Festival de Cannes 2021 : un certain regard
Lorsque l’enfant paraît…
Au fin fond de la lande islandaise, un couple d’éleveurs de moutons se trouve confronté à un mystérieux nouveau-né qu’il décide d’adopter… à ses risques et périls. Écrit par le réalisateur Valdimar Jóhannsson avec la complicité de l’écrivain Sjón, qui avait contribué à l’écriture des chansons de Dancer in the Dark, Palme d’or et prix d’interprétation féminine à Cannes en 2000, Lamb cultive une étrangeté qui n’est pas sans évoquer celle d’un autre film scandinave révélé à Cannes : Border d’Ali Abbasi, prix Un certain regard 2018. Auteur du court métrage Harmsaga (2008), Valdimar Jóhannsson a contribué aux effets spéciaux et occupé divers postes au sein des équipes caméra et électricité de nombreuses productions hollywoodiennes tournées en Islande. Il réunit dans son premier long l’actrice suédoise Noomi Rapace, qui poursuit une carrière internationale depuis sa révélation en Lisbeth Salander dans la trilogie Millenium, et l’acteur-réalisateur Björn Hlynur Haraldsson. Lamb est une coproduction islando-suédo-polonaise, qui est vendue à l’international par New Europe Film sales.

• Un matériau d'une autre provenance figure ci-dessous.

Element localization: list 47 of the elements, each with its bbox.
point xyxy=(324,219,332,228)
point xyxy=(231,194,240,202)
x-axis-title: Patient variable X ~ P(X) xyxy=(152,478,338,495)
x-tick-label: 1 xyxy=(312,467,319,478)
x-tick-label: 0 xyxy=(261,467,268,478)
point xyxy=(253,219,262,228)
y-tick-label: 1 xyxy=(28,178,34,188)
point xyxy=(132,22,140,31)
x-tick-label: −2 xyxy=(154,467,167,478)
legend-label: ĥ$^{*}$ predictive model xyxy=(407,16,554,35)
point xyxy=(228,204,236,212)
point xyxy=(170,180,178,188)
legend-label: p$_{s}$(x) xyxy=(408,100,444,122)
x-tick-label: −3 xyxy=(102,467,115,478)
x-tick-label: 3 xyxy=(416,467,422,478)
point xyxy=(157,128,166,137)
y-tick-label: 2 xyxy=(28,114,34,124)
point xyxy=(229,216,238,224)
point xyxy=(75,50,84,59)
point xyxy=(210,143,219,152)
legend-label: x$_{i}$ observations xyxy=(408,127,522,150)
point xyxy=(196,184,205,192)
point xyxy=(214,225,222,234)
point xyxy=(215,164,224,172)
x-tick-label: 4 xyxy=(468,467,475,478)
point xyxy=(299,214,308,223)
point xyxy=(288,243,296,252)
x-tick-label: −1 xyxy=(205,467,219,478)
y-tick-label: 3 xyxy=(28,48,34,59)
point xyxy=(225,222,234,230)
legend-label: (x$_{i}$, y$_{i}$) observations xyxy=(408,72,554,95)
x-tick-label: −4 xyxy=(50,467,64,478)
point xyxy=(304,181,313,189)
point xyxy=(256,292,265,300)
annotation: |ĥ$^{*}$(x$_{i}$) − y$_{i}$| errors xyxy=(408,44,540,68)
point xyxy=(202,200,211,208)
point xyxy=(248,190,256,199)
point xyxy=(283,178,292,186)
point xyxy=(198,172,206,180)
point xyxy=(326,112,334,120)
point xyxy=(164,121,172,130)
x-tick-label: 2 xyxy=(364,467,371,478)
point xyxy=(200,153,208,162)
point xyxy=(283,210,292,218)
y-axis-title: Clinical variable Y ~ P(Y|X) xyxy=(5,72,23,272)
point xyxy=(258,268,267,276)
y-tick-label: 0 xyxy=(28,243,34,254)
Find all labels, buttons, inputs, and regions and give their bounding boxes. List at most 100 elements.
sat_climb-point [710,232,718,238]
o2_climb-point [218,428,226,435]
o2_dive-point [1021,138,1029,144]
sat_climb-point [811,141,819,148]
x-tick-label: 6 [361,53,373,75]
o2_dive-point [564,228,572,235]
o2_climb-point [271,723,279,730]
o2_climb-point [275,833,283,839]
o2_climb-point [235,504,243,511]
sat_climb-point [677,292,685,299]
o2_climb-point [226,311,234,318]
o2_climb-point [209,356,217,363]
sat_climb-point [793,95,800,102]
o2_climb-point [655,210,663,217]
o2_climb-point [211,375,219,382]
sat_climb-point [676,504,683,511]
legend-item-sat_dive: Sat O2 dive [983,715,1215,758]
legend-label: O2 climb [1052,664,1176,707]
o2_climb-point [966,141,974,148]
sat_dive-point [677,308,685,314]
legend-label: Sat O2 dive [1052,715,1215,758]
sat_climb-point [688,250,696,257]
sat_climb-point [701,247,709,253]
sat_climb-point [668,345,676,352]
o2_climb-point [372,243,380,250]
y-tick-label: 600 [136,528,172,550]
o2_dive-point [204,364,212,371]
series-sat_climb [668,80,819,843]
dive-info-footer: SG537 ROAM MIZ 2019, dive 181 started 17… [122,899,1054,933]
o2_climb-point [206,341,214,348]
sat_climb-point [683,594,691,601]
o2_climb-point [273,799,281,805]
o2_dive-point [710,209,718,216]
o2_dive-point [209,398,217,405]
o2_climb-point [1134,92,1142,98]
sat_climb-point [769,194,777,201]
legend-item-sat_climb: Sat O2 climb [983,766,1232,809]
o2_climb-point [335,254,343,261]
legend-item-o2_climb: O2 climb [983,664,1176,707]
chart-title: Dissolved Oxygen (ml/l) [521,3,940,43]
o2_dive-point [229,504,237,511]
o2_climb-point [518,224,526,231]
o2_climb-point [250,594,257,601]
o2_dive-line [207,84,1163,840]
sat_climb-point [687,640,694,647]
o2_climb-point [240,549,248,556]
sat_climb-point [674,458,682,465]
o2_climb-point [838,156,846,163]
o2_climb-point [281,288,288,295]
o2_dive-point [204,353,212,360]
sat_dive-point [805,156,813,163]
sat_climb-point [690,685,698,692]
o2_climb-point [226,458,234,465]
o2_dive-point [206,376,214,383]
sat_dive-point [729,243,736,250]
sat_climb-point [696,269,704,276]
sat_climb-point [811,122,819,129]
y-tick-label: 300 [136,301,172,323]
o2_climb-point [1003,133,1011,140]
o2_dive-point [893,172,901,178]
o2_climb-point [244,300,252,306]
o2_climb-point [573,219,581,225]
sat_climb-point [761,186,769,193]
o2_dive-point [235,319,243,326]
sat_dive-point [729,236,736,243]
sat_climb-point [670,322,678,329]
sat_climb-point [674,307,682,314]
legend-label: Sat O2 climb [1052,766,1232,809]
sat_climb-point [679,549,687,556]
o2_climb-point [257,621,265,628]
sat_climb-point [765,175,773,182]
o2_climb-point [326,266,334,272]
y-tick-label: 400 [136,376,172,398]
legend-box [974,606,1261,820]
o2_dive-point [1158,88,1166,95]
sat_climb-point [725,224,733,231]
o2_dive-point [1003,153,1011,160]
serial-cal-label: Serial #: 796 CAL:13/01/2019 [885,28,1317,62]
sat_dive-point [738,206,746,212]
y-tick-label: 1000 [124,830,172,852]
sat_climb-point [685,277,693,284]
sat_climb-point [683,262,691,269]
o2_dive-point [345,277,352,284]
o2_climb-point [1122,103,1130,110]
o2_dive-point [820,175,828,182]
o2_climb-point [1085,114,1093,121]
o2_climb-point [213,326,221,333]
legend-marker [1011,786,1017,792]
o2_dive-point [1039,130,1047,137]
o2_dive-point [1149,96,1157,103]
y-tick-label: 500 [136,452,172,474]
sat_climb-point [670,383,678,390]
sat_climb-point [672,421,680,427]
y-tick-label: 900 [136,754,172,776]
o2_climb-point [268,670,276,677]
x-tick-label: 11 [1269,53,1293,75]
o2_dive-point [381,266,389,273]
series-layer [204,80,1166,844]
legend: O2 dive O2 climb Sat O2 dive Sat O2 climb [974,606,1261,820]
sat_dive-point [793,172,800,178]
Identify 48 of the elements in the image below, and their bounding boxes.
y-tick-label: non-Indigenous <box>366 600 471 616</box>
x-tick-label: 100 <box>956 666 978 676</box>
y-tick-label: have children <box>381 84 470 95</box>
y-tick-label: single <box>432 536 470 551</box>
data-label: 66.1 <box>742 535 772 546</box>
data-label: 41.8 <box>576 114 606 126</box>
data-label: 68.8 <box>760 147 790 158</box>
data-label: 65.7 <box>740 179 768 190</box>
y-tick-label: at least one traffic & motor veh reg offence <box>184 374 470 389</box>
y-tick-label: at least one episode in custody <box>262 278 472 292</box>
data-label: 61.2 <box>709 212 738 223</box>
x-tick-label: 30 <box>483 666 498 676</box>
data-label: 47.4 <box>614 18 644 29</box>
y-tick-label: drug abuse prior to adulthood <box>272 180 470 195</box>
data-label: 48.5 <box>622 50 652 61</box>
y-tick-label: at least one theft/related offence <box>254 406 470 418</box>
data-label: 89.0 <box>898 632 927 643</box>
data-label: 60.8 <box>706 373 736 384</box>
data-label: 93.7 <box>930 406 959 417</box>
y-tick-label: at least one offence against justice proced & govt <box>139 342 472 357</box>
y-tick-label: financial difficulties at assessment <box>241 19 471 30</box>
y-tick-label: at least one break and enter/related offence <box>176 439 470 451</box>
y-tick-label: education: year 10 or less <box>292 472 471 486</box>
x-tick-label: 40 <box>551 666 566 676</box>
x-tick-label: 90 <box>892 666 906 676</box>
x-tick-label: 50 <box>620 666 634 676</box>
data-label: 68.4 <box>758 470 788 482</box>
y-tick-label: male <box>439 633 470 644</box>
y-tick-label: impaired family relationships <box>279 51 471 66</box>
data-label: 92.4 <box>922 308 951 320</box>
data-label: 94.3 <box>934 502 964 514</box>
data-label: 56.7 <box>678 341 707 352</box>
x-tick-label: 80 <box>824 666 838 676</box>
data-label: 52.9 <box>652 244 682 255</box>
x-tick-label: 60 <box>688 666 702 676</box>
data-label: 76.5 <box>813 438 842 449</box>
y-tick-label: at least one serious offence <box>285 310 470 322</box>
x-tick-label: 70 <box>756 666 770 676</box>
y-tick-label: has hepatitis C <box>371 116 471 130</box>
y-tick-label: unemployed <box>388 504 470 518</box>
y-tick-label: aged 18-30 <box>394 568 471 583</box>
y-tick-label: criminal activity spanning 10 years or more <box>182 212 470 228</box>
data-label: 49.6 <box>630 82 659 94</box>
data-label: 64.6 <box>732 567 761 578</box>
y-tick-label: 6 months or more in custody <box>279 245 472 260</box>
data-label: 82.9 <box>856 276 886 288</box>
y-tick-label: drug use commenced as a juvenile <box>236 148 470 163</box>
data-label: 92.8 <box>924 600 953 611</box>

Tudieu ! L’étrange et beau film que voilà ! Aussi malaimable que séduisant, il est une âpre chronique rurale, naturaliste, lente, mutique, élégiaque, en même temps qu’un conte mythologique flamboyant et cruel. Plus encore que d’habitude, l’idéal serait que chacun arrive devant Lamb comme nous l’avons découvert : en en sachant le moins possible, vierge de toute idée préconçue. À peine perméable à la rumeur qui, depuis sa présentation au festival de Cannes, promet un film unique et troublant, difficilement cernable, à la beauté sidérante… Pour bien faire, vous n’en liriez pas plus, vous vous laisseriez guider de confiance par une curiosité à peine inquiète. On vous préviendrait juste par une phrase du genre : « éteignez vos portables, attachez vos ceintures, voilà un film qui dépote, qui dérange et démange, qui va vous ébaubir, vous interloquer comme rarement – bref qui n’a pas fini de vous hanter ». Ou encore : « ouvrez bien vos mirettes et tout grand votre potentiel d’émerveillement, la beauté austère de l’Islande, douce, aride et lumineuse, qui sert d’écrin à cette fable magnifique et vénéneuse, n’a pas fini de vous faire rêver ». Avant de vous lâcher dans ce coin de campagne pierreuse, ceinturée par les montagnes, à mille milles de toute région habitée – ce bout du monde au milieu de nulle part où, au rythme lent des jours et des saisons, María et Ingvar élèvent leurs moutons. Peu causants par nature, pressent-on, ils se comprennent d’un geste ou d’un regard – de loin en loin, c’est à peine si le bruit d’un moteur, d’un poste de télévision ou de radio, vient troubler le silence naturel qui les entoure, habillé seulement du souffle du vent et des bêlements de leurs bêtes. Qu’ils nourrissent, soignent, mènent paître, suivant une cadence qui semble immuable. Or, dans ce bel ordonnancement pastoral, des événements étranges adviennent, à peine perceptibles, immatériels. Comme un horla, un mouvement la nuit, une intrusion possible – mais rien n’est certain – dans la bergerie. Une bête qui s’éloigne sensiblement des autres. Ou, un matin, un agnelage un peu plus difficile qu’à l’accoutumée. Et un agneau tout neuf, unique, mystérieux, à peine entrevu et nettoyé que María s’empresse d’entortiller dans un tissu pour l’emporter chez eux, dans la ferme, pour s’en occuper comme de son enfant.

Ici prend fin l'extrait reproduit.